If I sound like a heartless, horrible mom and/or a spoiled brat, obviously you don’t have children.
To most moms of young children, those free hours away from our kids (whether they are napping or with a babysitter) feel like New Year’s Eve. Everything has to be perfect and you want to wear a little paper hat and get drunk and feel festive, but usually you just wind up getting into a fight and passing out.
I was desperate to have a good time. And since I am currently not drinking, that means books and some form of sugar. Because Barnes and Noble was closed my friend Angie and I went to used a bookstore nearby. Not as good, but it would do. However, they didn’t serve beverages or treats (I hope there a special place in Heaven for whoever decided to put coffee shops in bookstores), so we found some books to buy and headed over to Angie’s house where we drank (caffeine-free) coffee and ate a huge piece of the Batman cake her son had made. Red velvet cake with green icing. It looked truly vile, but it contained sugar, so I was happy.

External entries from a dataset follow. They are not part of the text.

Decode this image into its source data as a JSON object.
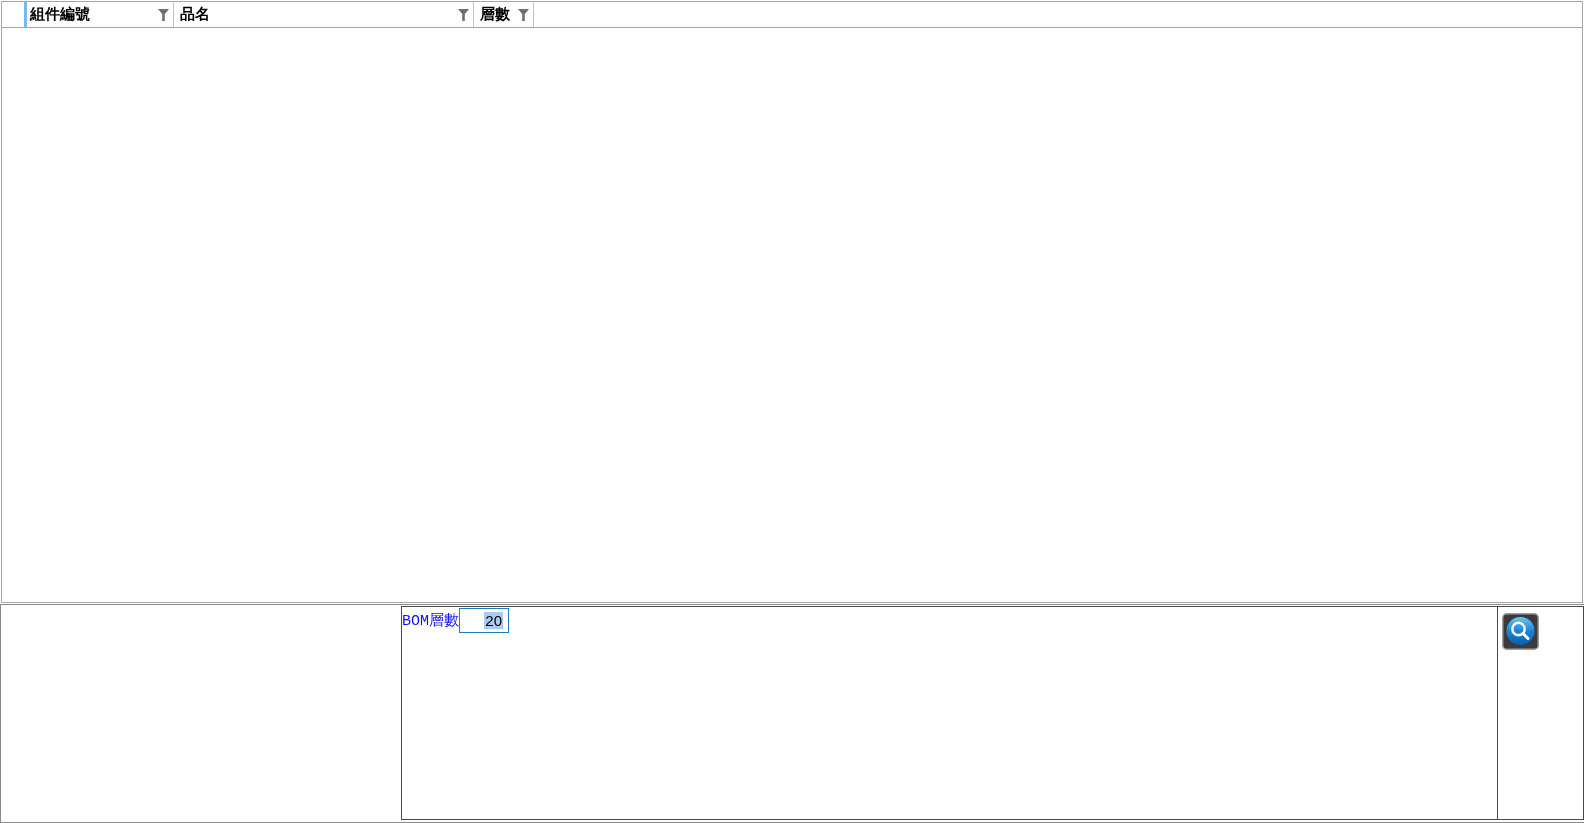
{
  "grid": {
    "columns": [
      {
        "label": "組件編號",
        "selected": true
      },
      {
        "label": "品名",
        "selected": false
      },
      {
        "label": "層數",
        "selected": false
      }
    ]
  },
  "query": {
    "label": "BOM層數",
    "value": "20",
    "value_selected": true
  }
}
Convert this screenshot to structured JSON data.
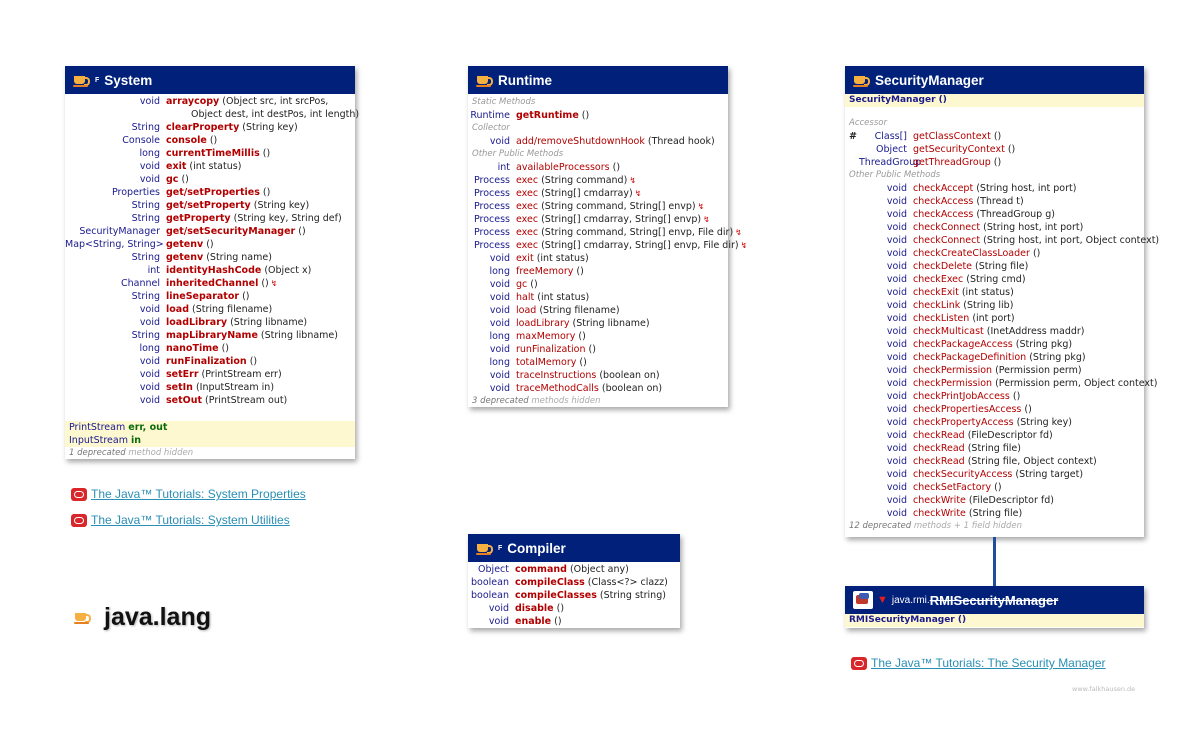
{
  "page": {
    "title": "java.lang",
    "credit": "www.falkhausen.de"
  },
  "system": {
    "name": "System",
    "final": "F",
    "methods": [
      {
        "type": "void",
        "name": "arraycopy",
        "params": "(Object src, int srcPos,",
        "bold": true
      },
      {
        "type": "",
        "name": "",
        "params": "Object dest, int destPos, int length)",
        "bold": false
      },
      {
        "type": "String",
        "name": "clearProperty",
        "params": "(String key)",
        "bold": true
      },
      {
        "type": "Console",
        "name": "console",
        "params": "()",
        "bold": true
      },
      {
        "type": "long",
        "name": "currentTimeMillis",
        "params": "()",
        "bold": true
      },
      {
        "type": "void",
        "name": "exit",
        "params": "(int status)",
        "bold": true
      },
      {
        "type": "void",
        "name": "gc",
        "params": "()",
        "bold": true
      },
      {
        "type": "Properties",
        "name": "get/setProperties",
        "params": "()",
        "bold": true
      },
      {
        "type": "String",
        "name": "get/setProperty",
        "params": "(String key)",
        "bold": true
      },
      {
        "type": "String",
        "name": "getProperty",
        "params": "(String key, String def)",
        "bold": true
      },
      {
        "type": "SecurityManager",
        "name": "get/setSecurityManager",
        "params": "()",
        "bold": true
      },
      {
        "type": "Map<String, String>",
        "name": "getenv",
        "params": "()",
        "bold": true
      },
      {
        "type": "String",
        "name": "getenv",
        "params": "(String name)",
        "bold": true
      },
      {
        "type": "int",
        "name": "identityHashCode",
        "params": "(Object x)",
        "bold": true
      },
      {
        "type": "Channel",
        "name": "inheritedChannel",
        "params": "()",
        "bold": true,
        "dep": "↯"
      },
      {
        "type": "String",
        "name": "lineSeparator",
        "params": "()",
        "bold": true
      },
      {
        "type": "void",
        "name": "load",
        "params": "(String filename)",
        "bold": true
      },
      {
        "type": "void",
        "name": "loadLibrary",
        "params": "(String libname)",
        "bold": true
      },
      {
        "type": "String",
        "name": "mapLibraryName",
        "params": "(String libname)",
        "bold": true
      },
      {
        "type": "long",
        "name": "nanoTime",
        "params": "()",
        "bold": true
      },
      {
        "type": "void",
        "name": "runFinalization",
        "params": "()",
        "bold": true
      },
      {
        "type": "void",
        "name": "setErr",
        "params": "(PrintStream err)",
        "bold": true
      },
      {
        "type": "void",
        "name": "setIn",
        "params": "(InputStream in)",
        "bold": true
      },
      {
        "type": "void",
        "name": "setOut",
        "params": "(PrintStream out)",
        "bold": true
      }
    ],
    "fields": [
      {
        "type": "PrintStream",
        "names": "err, out"
      },
      {
        "type": "InputStream",
        "names": "in"
      }
    ],
    "note": {
      "count": "1 deprecated",
      "rest": "method hidden"
    }
  },
  "runtime": {
    "name": "Runtime",
    "sections": [
      {
        "label": "Static Methods",
        "rows": [
          {
            "type": "Runtime",
            "name": "getRuntime",
            "params": "()",
            "bold": true
          }
        ]
      },
      {
        "label": "Collector",
        "rows": [
          {
            "type": "void",
            "name": "add/removeShutdownHook",
            "params": "(Thread hook)",
            "bold": false
          }
        ]
      },
      {
        "label": "Other Public Methods",
        "rows": [
          {
            "type": "int",
            "name": "availableProcessors",
            "params": "()",
            "bold": false
          },
          {
            "type": "Process",
            "name": "exec",
            "params": "(String command)",
            "bold": false,
            "dep": "↯"
          },
          {
            "type": "Process",
            "name": "exec",
            "params": "(String[] cmdarray)",
            "bold": false,
            "dep": "↯"
          },
          {
            "type": "Process",
            "name": "exec",
            "params": "(String command, String[] envp)",
            "bold": false,
            "dep": "↯"
          },
          {
            "type": "Process",
            "name": "exec",
            "params": "(String[] cmdarray, String[] envp)",
            "bold": false,
            "dep": "↯"
          },
          {
            "type": "Process",
            "name": "exec",
            "params": "(String command, String[] envp, File dir)",
            "bold": false,
            "dep": "↯"
          },
          {
            "type": "Process",
            "name": "exec",
            "params": "(String[] cmdarray, String[] envp, File dir)",
            "bold": false,
            "dep": "↯"
          },
          {
            "type": "void",
            "name": "exit",
            "params": "(int status)",
            "bold": false
          },
          {
            "type": "long",
            "name": "freeMemory",
            "params": "()",
            "bold": false
          },
          {
            "type": "void",
            "name": "gc",
            "params": "()",
            "bold": false
          },
          {
            "type": "void",
            "name": "halt",
            "params": "(int status)",
            "bold": false
          },
          {
            "type": "void",
            "name": "load",
            "params": "(String filename)",
            "bold": false
          },
          {
            "type": "void",
            "name": "loadLibrary",
            "params": "(String libname)",
            "bold": false
          },
          {
            "type": "long",
            "name": "maxMemory",
            "params": "()",
            "bold": false
          },
          {
            "type": "void",
            "name": "runFinalization",
            "params": "()",
            "bold": false
          },
          {
            "type": "long",
            "name": "totalMemory",
            "params": "()",
            "bold": false
          },
          {
            "type": "void",
            "name": "traceInstructions",
            "params": "(boolean on)",
            "bold": false
          },
          {
            "type": "void",
            "name": "traceMethodCalls",
            "params": "(boolean on)",
            "bold": false
          }
        ]
      }
    ],
    "note": {
      "count": "3 deprecated",
      "rest": "methods hidden"
    }
  },
  "compiler": {
    "name": "Compiler",
    "final": "F",
    "methods": [
      {
        "type": "Object",
        "name": "command",
        "params": "(Object any)",
        "bold": true
      },
      {
        "type": "boolean",
        "name": "compileClass",
        "params": "(Class<?> clazz)",
        "bold": true
      },
      {
        "type": "boolean",
        "name": "compileClasses",
        "params": "(String string)",
        "bold": true
      },
      {
        "type": "void",
        "name": "disable",
        "params": "()",
        "bold": true
      },
      {
        "type": "void",
        "name": "enable",
        "params": "()",
        "bold": true
      }
    ]
  },
  "security": {
    "name": "SecurityManager",
    "constructor": "SecurityManager ()",
    "sections": [
      {
        "label": "Accessor",
        "rows": [
          {
            "mark": "#",
            "type": "Class[]",
            "name": "getClassContext",
            "params": "()"
          },
          {
            "mark": "",
            "type": "Object",
            "name": "getSecurityContext",
            "params": "()"
          },
          {
            "mark": "",
            "type": "ThreadGroup",
            "name": "getThreadGroup",
            "params": "()"
          }
        ]
      },
      {
        "label": "Other Public Methods",
        "rows": [
          {
            "type": "void",
            "name": "checkAccept",
            "params": "(String host, int port)"
          },
          {
            "type": "void",
            "name": "checkAccess",
            "params": "(Thread t)"
          },
          {
            "type": "void",
            "name": "checkAccess",
            "params": "(ThreadGroup g)"
          },
          {
            "type": "void",
            "name": "checkConnect",
            "params": "(String host, int port)"
          },
          {
            "type": "void",
            "name": "checkConnect",
            "params": "(String host, int port, Object context)"
          },
          {
            "type": "void",
            "name": "checkCreateClassLoader",
            "params": "()"
          },
          {
            "type": "void",
            "name": "checkDelete",
            "params": "(String file)"
          },
          {
            "type": "void",
            "name": "checkExec",
            "params": "(String cmd)"
          },
          {
            "type": "void",
            "name": "checkExit",
            "params": "(int status)"
          },
          {
            "type": "void",
            "name": "checkLink",
            "params": "(String lib)"
          },
          {
            "type": "void",
            "name": "checkListen",
            "params": "(int port)"
          },
          {
            "type": "void",
            "name": "checkMulticast",
            "params": "(InetAddress maddr)"
          },
          {
            "type": "void",
            "name": "checkPackageAccess",
            "params": "(String pkg)"
          },
          {
            "type": "void",
            "name": "checkPackageDefinition",
            "params": "(String pkg)"
          },
          {
            "type": "void",
            "name": "checkPermission",
            "params": "(Permission perm)"
          },
          {
            "type": "void",
            "name": "checkPermission",
            "params": "(Permission perm, Object context)"
          },
          {
            "type": "void",
            "name": "checkPrintJobAccess",
            "params": "()"
          },
          {
            "type": "void",
            "name": "checkPropertiesAccess",
            "params": "()"
          },
          {
            "type": "void",
            "name": "checkPropertyAccess",
            "params": "(String key)"
          },
          {
            "type": "void",
            "name": "checkRead",
            "params": "(FileDescriptor fd)"
          },
          {
            "type": "void",
            "name": "checkRead",
            "params": "(String file)"
          },
          {
            "type": "void",
            "name": "checkRead",
            "params": "(String file, Object context)"
          },
          {
            "type": "void",
            "name": "checkSecurityAccess",
            "params": "(String target)"
          },
          {
            "type": "void",
            "name": "checkSetFactory",
            "params": "()"
          },
          {
            "type": "void",
            "name": "checkWrite",
            "params": "(FileDescriptor fd)"
          },
          {
            "type": "void",
            "name": "checkWrite",
            "params": "(String file)"
          }
        ]
      }
    ],
    "note": {
      "count": "12 deprecated",
      "rest": "methods + 1 field hidden"
    }
  },
  "rmi": {
    "pkg": "java.rmi.",
    "name": "RMISecurityManager",
    "constructor": "RMISecurityManager ()"
  },
  "links": [
    {
      "text": "The Java™ Tutorials: System Properties"
    },
    {
      "text": "The Java™ Tutorials: System Utilities"
    },
    {
      "text": "The Java™ Tutorials: The Security Manager"
    }
  ],
  "colors": {
    "header": "#00207a",
    "type": "#1a1a8e",
    "method": "#b20000",
    "highlight": "#fdf8d0",
    "link": "#2a8fb5"
  }
}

Then came the best part. After browsing through my books (nothing about parenting or poop) I stretched out along the foot of Angie’s bed, like I used to do when we were teenagers, and we talked about everything except our kids. She even locked the bedroom door so her kids or her husband couldn’t bug us. It was like a slumber party and I felt twenty years younger.
Then my time was up, as it always is, and I went back home to Oscar.
I am now a mom. In some ways, all of us moms are invisible. We provide for our child’s needs, nurture them and guide them, and then watch from backstage while they shine.
The nice thing about having a five-month-old is that to Oscar I am not invisible. When he looks at me, speaks softly in his little baby language, and reaches out to touch my face, I know I am the most important person in his life. This will last for a short while, and then one day Oscar will grab the car keys, say, “See ya,” and I will be invisible once again.